We’ve optimized Warp's agent to use MCP more efficiently. MCP usage in Warp now uses 26% fewer tokens for tasks that rely on MCP context, and 10% fewer tokens when MCP context is supplied but unused. And these improvements were made for every AI model we support, without sacrificing quality.
Here's how we built a model-agnostic MCP search subagent that automatically discovers only the tools and resources your task actually needs.
What is MCP?
MCP is a standard that defines how LLM agents interact with one or more user-configurable servers, which provide tools and resources beyond your codebase. For example, you can install an MCP server that allows access to your issue tracking server, allowing the agent to file or update bug reports. Or you might configure MCP access to your local Postgres instance, allowing the agent to run queries against your development database.

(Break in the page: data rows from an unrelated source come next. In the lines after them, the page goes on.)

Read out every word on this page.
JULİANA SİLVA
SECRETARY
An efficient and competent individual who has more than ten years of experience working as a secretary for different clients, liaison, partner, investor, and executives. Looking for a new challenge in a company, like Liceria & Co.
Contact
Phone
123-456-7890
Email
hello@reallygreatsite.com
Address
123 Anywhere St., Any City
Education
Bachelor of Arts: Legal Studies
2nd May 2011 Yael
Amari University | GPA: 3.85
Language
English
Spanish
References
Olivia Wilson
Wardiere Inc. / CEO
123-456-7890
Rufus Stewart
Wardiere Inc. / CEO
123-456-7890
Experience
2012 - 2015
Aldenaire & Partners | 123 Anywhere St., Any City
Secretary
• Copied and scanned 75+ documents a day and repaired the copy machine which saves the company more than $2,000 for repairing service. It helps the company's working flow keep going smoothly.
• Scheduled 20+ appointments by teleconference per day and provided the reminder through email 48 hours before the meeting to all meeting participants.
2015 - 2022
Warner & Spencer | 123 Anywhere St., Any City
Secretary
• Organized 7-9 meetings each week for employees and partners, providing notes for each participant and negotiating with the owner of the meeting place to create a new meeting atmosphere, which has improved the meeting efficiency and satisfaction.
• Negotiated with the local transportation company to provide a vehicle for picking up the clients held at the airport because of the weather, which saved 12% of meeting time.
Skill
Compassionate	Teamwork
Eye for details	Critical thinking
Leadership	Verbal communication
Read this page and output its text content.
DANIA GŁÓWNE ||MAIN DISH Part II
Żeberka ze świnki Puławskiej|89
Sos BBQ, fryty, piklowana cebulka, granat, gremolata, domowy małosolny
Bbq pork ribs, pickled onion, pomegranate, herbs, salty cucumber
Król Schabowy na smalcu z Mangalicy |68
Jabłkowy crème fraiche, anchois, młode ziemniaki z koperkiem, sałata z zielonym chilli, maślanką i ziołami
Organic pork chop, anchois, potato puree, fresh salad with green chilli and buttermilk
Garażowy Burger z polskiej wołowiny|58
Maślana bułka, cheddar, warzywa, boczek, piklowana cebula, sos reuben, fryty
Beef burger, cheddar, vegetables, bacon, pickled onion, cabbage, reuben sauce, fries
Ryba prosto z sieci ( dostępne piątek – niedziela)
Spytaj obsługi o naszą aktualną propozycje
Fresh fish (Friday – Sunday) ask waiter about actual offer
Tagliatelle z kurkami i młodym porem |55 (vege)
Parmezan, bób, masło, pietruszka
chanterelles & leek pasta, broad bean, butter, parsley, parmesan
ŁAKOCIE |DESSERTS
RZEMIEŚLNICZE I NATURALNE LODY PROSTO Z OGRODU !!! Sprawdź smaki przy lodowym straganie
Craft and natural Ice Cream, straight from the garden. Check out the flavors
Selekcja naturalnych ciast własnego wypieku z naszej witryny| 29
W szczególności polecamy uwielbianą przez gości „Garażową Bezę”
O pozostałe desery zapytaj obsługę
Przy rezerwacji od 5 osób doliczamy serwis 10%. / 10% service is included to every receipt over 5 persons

Warp has further invested in MCP with our one-click installation process, letting you authenticate with popular servers including GitHub, Linear, Figma, and more without manual configuration. We also added MCP server sharing, letting you share MCP configurations with your entire team. And in Warp, MCP usage is automatic—install MCP servers once, and Warp’s agent will automatically decide when it is appropriate to use them.
Users who reach for MCP quickly become power users, plugging in multiple servers for various workloads. In our previous implementation, this high usage had a detrimental impact on conversation quality and efficiency. We would preload all MCP tools and resources into the context window, which could bloat the context window by as many as 50k tokens from these definitions alone. This cost compounds over longer conversations and ultimately distracts the agent from the core task.

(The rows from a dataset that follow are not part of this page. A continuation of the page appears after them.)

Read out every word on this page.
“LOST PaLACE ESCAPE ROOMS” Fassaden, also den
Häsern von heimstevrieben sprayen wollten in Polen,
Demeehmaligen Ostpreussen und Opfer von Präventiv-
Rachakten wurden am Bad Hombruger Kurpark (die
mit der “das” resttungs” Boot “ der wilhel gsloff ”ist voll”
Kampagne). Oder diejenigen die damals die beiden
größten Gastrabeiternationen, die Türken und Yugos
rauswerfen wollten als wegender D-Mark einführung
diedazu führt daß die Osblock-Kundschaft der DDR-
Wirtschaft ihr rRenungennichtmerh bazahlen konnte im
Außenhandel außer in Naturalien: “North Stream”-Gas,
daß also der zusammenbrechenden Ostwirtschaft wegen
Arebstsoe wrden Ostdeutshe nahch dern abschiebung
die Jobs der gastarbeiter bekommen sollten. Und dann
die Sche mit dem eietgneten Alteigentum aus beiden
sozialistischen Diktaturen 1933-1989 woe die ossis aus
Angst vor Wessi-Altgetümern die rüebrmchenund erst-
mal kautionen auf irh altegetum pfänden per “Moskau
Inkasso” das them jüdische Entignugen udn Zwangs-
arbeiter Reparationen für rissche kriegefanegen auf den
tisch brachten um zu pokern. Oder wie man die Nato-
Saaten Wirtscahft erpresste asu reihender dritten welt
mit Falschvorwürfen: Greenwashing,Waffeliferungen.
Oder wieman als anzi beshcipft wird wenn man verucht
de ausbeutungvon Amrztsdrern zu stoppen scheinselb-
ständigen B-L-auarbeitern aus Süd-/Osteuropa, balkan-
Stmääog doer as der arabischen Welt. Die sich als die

Notably, we also found that about 90% of tasks that have MCP context available don’t actually need them to complete the task, and tasks that do need it only typically use a few tools. This ultimately led us to question whether MCP context actually needed to be statically front-loaded into the context window.
The MCP search subagent
With this data in mind, we designed an MCP search subagent that dynamically searches through all of your MCP servers’ tools and resources, then selects the most relevant ones. The subagent approach isolates the responsibility of looking for the right MCP context to a fresh context window, which can be served by a smaller, cheaper model than the one powering the main agent. Here’s how it works:
- The main agent receives a condensed list of the available MCP servers and a brief description of each, rather than a list of all tools and resources.
- The main agent invokes the search subagent to perform a natural-language, LLM-mediated search over the tools and resources of all the MCP servers.
- The subagent returns only the relevant tools and resources.
- The main agent can then use relevant tools and resources to complete the task.
For conversations that use MCP extensively, this reduces context to only the subset that is relevant to your task.

This optimization delivered measurable conversation cost savings:
- A 10% improvement in mean cost for conversations where MCP tools were available
- A 26% improvement in conversations where MCP tools were actually used
Since we changed how the agent discovers what MCP tools and resources are available, we needed to ensure that this new approach did not degrade our agent’s ability to use MCP effectively. We tested this using an LLM-as-judge evaluation and saw no significant difference in the agent’s ability to make use of MCP context when relevant.
We also investigated alternative solutions, like bespoke tool search capabilities from model providers, but found our solution more complete and optimized for MCP. Building a model-agnostic solution means every model you use in Warp benefits from these improvements.

Try out MCP in Warp now
MCP context search tool is now rolled out to all production users. If you’re already using MCP servers, you’re automatically benefiting from these optimizations. As MCP continues to be adopted as a standard protocol for agents to retrieve external context, we believe this optimization will have a significant impact in minimizing user costs while maximizing conversation quality.